Sur le chemin, je me suis demandé comment j'allais pouvoir expliquer ma venue. C'était quelque peu étrange de se rendre chez quelqu'un qu'on ne connaît pas. D'ailleurs, il se pouvait que le numéro soit faux, que ce soit une blague d'un goût douteux, que cette « Gabrielle » ne soit pas la fille de la Gare et qu'elle soit une parfaite inconnue qui n'avait pas demandé à ce que l'on donne son numéro à un nigaud comme moi. Je me perdais en hypothèses et conjectures.

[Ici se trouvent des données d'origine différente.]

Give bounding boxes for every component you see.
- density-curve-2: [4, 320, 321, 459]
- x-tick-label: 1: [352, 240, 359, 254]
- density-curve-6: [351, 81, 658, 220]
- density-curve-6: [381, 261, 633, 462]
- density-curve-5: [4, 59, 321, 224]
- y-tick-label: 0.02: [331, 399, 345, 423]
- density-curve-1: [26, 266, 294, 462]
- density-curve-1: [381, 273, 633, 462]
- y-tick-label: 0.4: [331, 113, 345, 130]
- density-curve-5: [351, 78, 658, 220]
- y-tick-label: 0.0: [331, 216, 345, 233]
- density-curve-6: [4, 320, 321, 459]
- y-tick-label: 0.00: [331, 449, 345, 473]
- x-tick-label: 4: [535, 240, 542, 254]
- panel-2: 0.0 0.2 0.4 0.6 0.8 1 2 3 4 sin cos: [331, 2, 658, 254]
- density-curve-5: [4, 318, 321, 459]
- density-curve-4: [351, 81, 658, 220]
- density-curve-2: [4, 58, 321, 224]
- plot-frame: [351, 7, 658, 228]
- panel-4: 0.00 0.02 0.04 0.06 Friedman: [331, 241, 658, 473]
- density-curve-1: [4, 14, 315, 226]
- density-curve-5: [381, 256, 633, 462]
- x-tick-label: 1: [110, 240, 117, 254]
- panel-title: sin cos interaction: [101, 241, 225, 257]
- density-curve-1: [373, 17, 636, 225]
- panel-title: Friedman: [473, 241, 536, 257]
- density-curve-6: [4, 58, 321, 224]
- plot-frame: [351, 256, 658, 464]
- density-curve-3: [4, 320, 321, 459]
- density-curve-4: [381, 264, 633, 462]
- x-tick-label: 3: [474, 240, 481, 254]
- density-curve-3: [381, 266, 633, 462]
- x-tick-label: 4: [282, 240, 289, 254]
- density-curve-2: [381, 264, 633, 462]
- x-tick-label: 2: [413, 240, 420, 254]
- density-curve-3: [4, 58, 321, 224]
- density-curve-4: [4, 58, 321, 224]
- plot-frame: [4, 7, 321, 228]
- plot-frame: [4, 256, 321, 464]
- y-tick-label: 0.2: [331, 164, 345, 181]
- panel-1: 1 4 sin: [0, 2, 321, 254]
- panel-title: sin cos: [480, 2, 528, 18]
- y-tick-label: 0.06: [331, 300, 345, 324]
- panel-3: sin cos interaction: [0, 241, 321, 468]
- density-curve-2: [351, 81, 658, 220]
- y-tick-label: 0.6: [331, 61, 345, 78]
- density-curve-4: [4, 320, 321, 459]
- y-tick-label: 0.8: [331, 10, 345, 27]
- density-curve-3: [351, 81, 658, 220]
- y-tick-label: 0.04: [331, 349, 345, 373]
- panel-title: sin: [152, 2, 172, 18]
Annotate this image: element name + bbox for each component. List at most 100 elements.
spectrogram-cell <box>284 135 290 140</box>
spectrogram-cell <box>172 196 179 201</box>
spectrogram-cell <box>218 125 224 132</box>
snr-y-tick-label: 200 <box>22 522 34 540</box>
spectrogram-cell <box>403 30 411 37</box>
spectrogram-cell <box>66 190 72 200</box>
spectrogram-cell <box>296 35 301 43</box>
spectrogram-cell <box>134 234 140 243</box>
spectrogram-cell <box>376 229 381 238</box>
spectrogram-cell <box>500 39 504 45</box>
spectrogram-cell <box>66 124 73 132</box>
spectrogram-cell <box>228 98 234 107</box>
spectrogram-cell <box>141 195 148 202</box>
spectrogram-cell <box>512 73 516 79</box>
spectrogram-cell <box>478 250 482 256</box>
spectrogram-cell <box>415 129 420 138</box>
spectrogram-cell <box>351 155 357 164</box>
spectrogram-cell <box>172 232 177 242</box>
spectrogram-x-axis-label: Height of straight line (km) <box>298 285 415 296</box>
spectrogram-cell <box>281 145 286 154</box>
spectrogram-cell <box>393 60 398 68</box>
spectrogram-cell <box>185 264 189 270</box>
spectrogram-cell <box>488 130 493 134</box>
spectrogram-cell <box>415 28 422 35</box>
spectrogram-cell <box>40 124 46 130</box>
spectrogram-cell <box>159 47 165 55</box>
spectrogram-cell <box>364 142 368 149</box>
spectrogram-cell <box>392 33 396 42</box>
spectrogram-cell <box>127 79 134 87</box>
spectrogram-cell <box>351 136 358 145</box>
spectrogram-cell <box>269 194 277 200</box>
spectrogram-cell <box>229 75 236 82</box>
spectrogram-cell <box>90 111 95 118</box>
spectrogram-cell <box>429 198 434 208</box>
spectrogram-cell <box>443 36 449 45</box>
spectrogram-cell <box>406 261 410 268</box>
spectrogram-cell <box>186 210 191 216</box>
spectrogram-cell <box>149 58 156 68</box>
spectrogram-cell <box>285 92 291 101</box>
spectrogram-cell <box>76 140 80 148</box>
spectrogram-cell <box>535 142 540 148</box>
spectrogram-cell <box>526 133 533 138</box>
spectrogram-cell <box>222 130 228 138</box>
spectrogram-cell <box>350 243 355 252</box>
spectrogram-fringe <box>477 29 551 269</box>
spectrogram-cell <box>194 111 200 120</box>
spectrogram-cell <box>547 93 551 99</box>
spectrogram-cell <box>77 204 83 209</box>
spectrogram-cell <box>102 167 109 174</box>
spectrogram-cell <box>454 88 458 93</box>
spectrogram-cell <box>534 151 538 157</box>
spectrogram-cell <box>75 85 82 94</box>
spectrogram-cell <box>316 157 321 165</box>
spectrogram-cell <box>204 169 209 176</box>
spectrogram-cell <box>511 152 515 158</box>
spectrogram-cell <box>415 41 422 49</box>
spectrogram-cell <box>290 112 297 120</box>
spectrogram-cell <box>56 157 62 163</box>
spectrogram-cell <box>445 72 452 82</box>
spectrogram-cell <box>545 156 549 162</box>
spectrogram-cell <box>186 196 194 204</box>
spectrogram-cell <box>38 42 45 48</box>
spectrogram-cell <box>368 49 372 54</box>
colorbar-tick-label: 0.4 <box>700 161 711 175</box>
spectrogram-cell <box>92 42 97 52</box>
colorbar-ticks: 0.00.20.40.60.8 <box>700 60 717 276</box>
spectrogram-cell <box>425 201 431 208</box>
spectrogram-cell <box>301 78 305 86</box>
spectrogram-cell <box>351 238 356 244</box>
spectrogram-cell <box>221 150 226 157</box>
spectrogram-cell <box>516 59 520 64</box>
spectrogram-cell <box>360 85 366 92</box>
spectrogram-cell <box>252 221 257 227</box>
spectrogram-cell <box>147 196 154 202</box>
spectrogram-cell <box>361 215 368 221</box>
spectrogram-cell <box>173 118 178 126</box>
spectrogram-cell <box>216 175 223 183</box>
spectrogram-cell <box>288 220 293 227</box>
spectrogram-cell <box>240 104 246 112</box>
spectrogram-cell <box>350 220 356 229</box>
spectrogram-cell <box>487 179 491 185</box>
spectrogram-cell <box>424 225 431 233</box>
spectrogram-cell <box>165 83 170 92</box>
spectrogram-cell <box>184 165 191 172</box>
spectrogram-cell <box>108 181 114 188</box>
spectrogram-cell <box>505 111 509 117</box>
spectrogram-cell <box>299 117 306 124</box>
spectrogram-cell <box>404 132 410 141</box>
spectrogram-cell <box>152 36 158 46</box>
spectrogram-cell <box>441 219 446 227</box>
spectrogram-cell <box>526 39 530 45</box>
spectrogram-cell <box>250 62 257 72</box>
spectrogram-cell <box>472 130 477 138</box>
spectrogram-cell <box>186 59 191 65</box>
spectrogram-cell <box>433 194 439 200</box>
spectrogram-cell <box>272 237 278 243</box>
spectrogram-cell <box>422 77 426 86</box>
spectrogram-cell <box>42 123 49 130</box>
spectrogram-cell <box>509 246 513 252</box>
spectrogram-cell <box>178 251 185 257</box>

Pourtant, je finissais quand même devant le pas de la porte où était indiqué le nom de « G. Desvignes » sur le bouton de l'interphone.

J'hésitais. Avant de me décider, je me suis allumé une clope. Je parcourais la rue du regard. Ce n'était pas une artère très fréquentée aussi bizarre que cela puisse paraître étant donné que c'était à deux pas de la place de la Bastille. Cela ne me rassurait pas. Le simple fait d'imaginer le tête à tête avec cette fille me rendait anxieux.

Je levais les yeux sur l'immeuble et je cherchais des yeux un indice qui pourrait me dire si dans les fenêtres qui donnaient sur la rue, celle d'une certaine Gabrielle en faisait partie. Peut-être m'avait-elle déjà repéré, cachée derrière le reflet d'une vitre ou l'opacité d'un rideau.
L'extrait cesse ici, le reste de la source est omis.